Betty Woodman, Aeolian Pyramid, 2001. Glazed earthenware, wood, paint, 150 x 168 x 100 inches. Image courtesy: the artist and Salon 94.
Betty Woodman takes ceramics, which have historically been relegated to craft, and makes them monumental. The pyramid form recalls some of history's greatest architectural achievements and likens her medium to strong, enduring building material.
Zilia Sánchez, Troyanas, políptico (Trojans, polyptych), 1999. Acrylic on stretched canvas two panels, 36 x 39 x 4 3/4 inches each © Zilia Sánchez. Courtesy Galerie Lelong, New York
At its Chelsea space, Galerie Lelong is currently presenting work by three female Cuban artists, including Zilia Sánchez. At the booth, the artist presents an off-kilter, geometric representation of female forms.
Mai-Thu Perret, Agoraphobia VI, 2016. Acrylic paint on synthetic carpet 94 1/2 x 71 1/2 x 1 inches. Photo courtesy of Annik Wetter
Mai-Thu Perret creates creepy Rorshach-esque blots that ooze into carpet. Whether you see a bug or an alien may or may not speak volumes about your psyche. The title, Agoraphobia, reads very ironically in the art fair setting.
Agnieszka Kurant, Currency Converter, 2016. Map of informal currencies, wood, steel, iron, plexiglass, various objects, 72 x 206 3/8 x 12 1/2 inches © Agnieszka Kurant. Image courtesy of the artist and Tanya Bonakdar Gallery, New York
Agnieszka Kurant's "Map of Informal Currencies:" includes Tide laundry detergent for the U.S.A., candy for Argentina, and bitter almonds for India. You'll rethink the values and commercial practices determined by geography.
Thomas Broomé, A Section of the Rainbow, 2016. 3D polymer, 75 x 30 x15 cm. Photo courtesy of Galleri Magnus Karlsson, Stockholm.
Thomas Broomé's work makes for an interesting comparison to Damien Hirst's medicine cabinets, which are on view at Gagosian a few booths over. Broomé paints and sculpts the containers you might find on your shelves, using words to describe their contents.
May Picture, after Paul Klee (Pictures of Pigment), 2016. Digital C-Print © Vik Muniz, courtesy of Sikkema Jenkins & Co., New York.
Vik Muniz merges art history and contemporary digital photography in two photographs of pigment (the other is titled "after Gerhard Richter"). His prints celebrate color and the different ways that two major painters used them.
The Erwin Wurm performances in front of the Lehmann Maupin booth on Wednesday and Thursday are perhaps the fair's most fleeting works. Every five to 10 minutes, a participant will pose for one minute according to Wurm's instructions.

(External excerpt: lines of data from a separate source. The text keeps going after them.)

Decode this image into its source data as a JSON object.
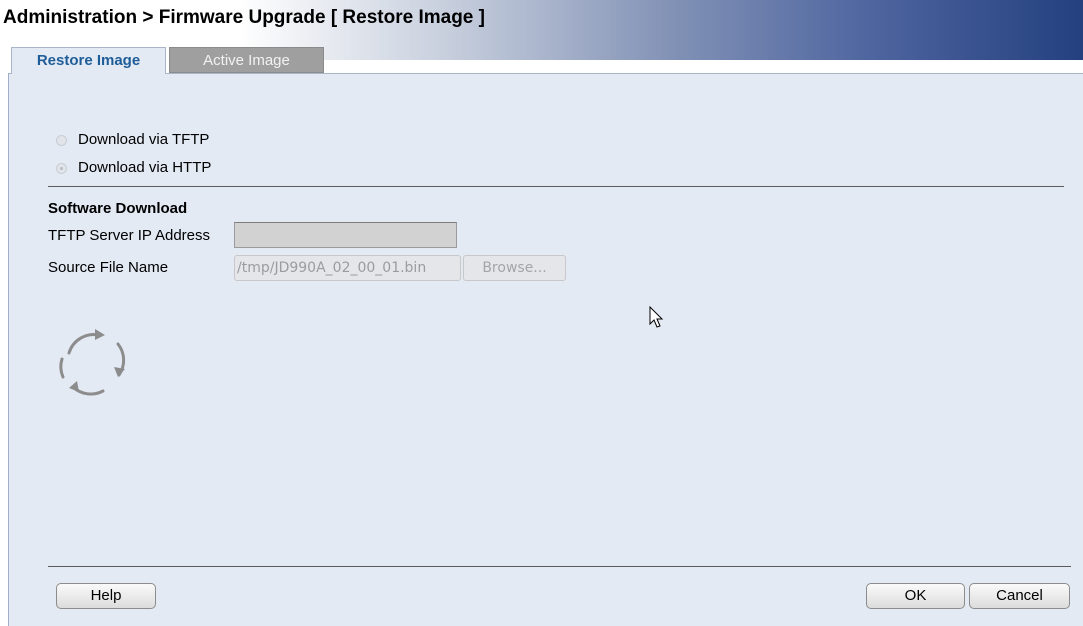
{
  "header": {
    "title": "Administration > Firmware Upgrade [ Restore Image ]"
  },
  "tabs": [
    {
      "label": "Restore Image",
      "active": true
    },
    {
      "label": "Active Image",
      "active": false
    }
  ],
  "download_options": [
    {
      "label": "Download via TFTP",
      "checked": false
    },
    {
      "label": "Download via HTTP",
      "checked": true
    }
  ],
  "software_download": {
    "section_title": "Software Download",
    "tftp_server_label": "TFTP Server IP Address",
    "tftp_server_value": "",
    "source_file_label": "Source File Name",
    "source_file_value": "/tmp/JD990A_02_00_01.bin",
    "browse_label": "Browse..."
  },
  "footer": {
    "help_label": "Help",
    "ok_label": "OK",
    "cancel_label": "Cancel"
  },
  "icons": {
    "spinner": "loading-spinner-icon",
    "cursor": "mouse-pointer-icon"
  },
  "colors": {
    "panel_background": "#e3eaf4",
    "active_tab_text": "#1f5d98",
    "inactive_tab_background": "#9f9f9f",
    "header_gradient_end": "#24407f"
  }
}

Camille Henrot, Hi, ("Tropics of Love" series), 2015. Encre de Chine sur impression jet d'encre, 60 x 80 cm, © ADAGP Camille Henrot. Photo: Fabrice Seixas, courtesy of the artist and Kamel Mennour, Paris.

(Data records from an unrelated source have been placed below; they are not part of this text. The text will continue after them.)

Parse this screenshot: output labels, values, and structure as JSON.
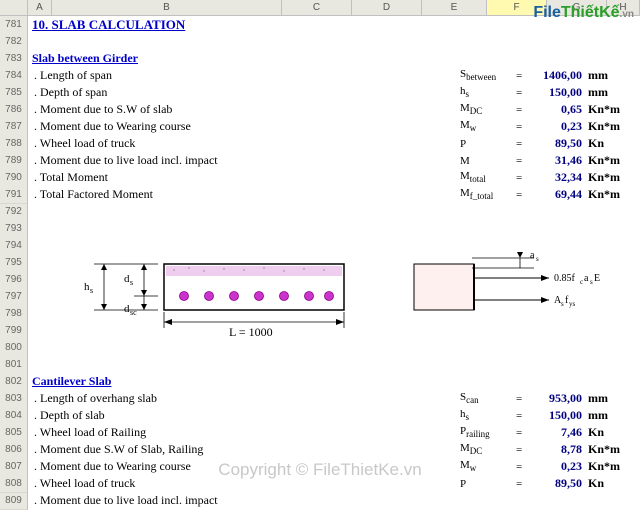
{
  "logo": {
    "part1": "File",
    "part2": "ThiếtKế",
    "part3": ".vn"
  },
  "watermark": "Copyright © FileThietKe.vn",
  "section_title": "10. SLAB CALCULATION",
  "section1": {
    "heading": "Slab between Girder",
    "rows": [
      {
        "label": ". Length of span",
        "sym": "S<sub>between</sub>",
        "val": "1406,00",
        "unit": "mm"
      },
      {
        "label": ". Depth of span",
        "sym": "h<sub>s</sub>",
        "val": "150,00",
        "unit": "mm"
      },
      {
        "label": ". Moment due to S.W of slab",
        "sym": "M<sub>DC</sub>",
        "val": "0,65",
        "unit": "Kn*m"
      },
      {
        "label": ". Moment due to Wearing course",
        "sym": "M<sub>w</sub>",
        "val": "0,23",
        "unit": "Kn*m"
      },
      {
        "label": ". Wheel load of truck",
        "sym": "P",
        "val": "89,50",
        "unit": "Kn"
      },
      {
        "label": ". Moment due to live load incl. impact",
        "sym": "M",
        "val": "31,46",
        "unit": "Kn*m"
      },
      {
        "label": ". Total Moment",
        "sym": "M<sub>total</sub>",
        "val": "32,34",
        "unit": "Kn*m"
      },
      {
        "label": ". Total Factored Moment",
        "sym": "M<sub>f_total</sub>",
        "val": "69,44",
        "unit": "Kn*m"
      }
    ]
  },
  "diagram": {
    "hs": "h",
    "ds": "d",
    "dsc": "d",
    "L": "L = 1000",
    "as": "a",
    "eq1": "0.85f",
    "eq1b": "a",
    "eq1c": "E",
    "eq2": "A",
    "eq2b": "f"
  },
  "section2": {
    "heading": "Cantilever Slab",
    "rows": [
      {
        "label": ". Length of overhang slab",
        "sym": "S<sub>can</sub>",
        "val": "953,00",
        "unit": "mm"
      },
      {
        "label": ". Depth of slab",
        "sym": "h<sub>s</sub>",
        "val": "150,00",
        "unit": "mm"
      },
      {
        "label": ". Wheel load of Railing",
        "sym": "P<sub>railing</sub>",
        "val": "7,46",
        "unit": "Kn"
      },
      {
        "label": ". Moment due S.W of Slab, Railing",
        "sym": "M<sub>DC</sub>",
        "val": "8,78",
        "unit": "Kn*m"
      },
      {
        "label": ". Moment due to Wearing course",
        "sym": "M<sub>w</sub>",
        "val": "0,23",
        "unit": "Kn*m"
      },
      {
        "label": ". Wheel load of truck",
        "sym": "P",
        "val": "89,50",
        "unit": "Kn"
      },
      {
        "label": ". Moment due to live load incl. impact",
        "sym": "",
        "val": "",
        "unit": ""
      }
    ]
  },
  "row_start": 781,
  "col_letters": [
    "A",
    "B",
    "C",
    "D",
    "E",
    "F",
    "G",
    "H"
  ]
}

Camille Henrot's soft, cartoonish figures are immediately recognizable. In this work, she draws mythological creatures on top of a print in a cheeky, provocative way.
Felipe Ehrenberg, Give me libert, 1966-1967. Acrylic, rubber stamp on wood, 60 × 50 × 5 cm. Image courtesy of Baró Galeria
In the Spotlight section, the São Paulo-based Baró Galeria is presenting a solo show of work by Mexican artist Felipe Ehrenberg. He was one of the earliest performance and installation artists in Latin America and founded a press for the works of visual poets, conceptualists, and neo-Dadaists.
A colorful assortment of Moroccan rugs make CANADA's booth look like a foreign bazaar. Artist Katherine Bernhardt imports the carpets, which are also for sale. Check out her ongoing project, Magic Flying Carpets, which aims to spur production and maintain Berber women's weaving traditions.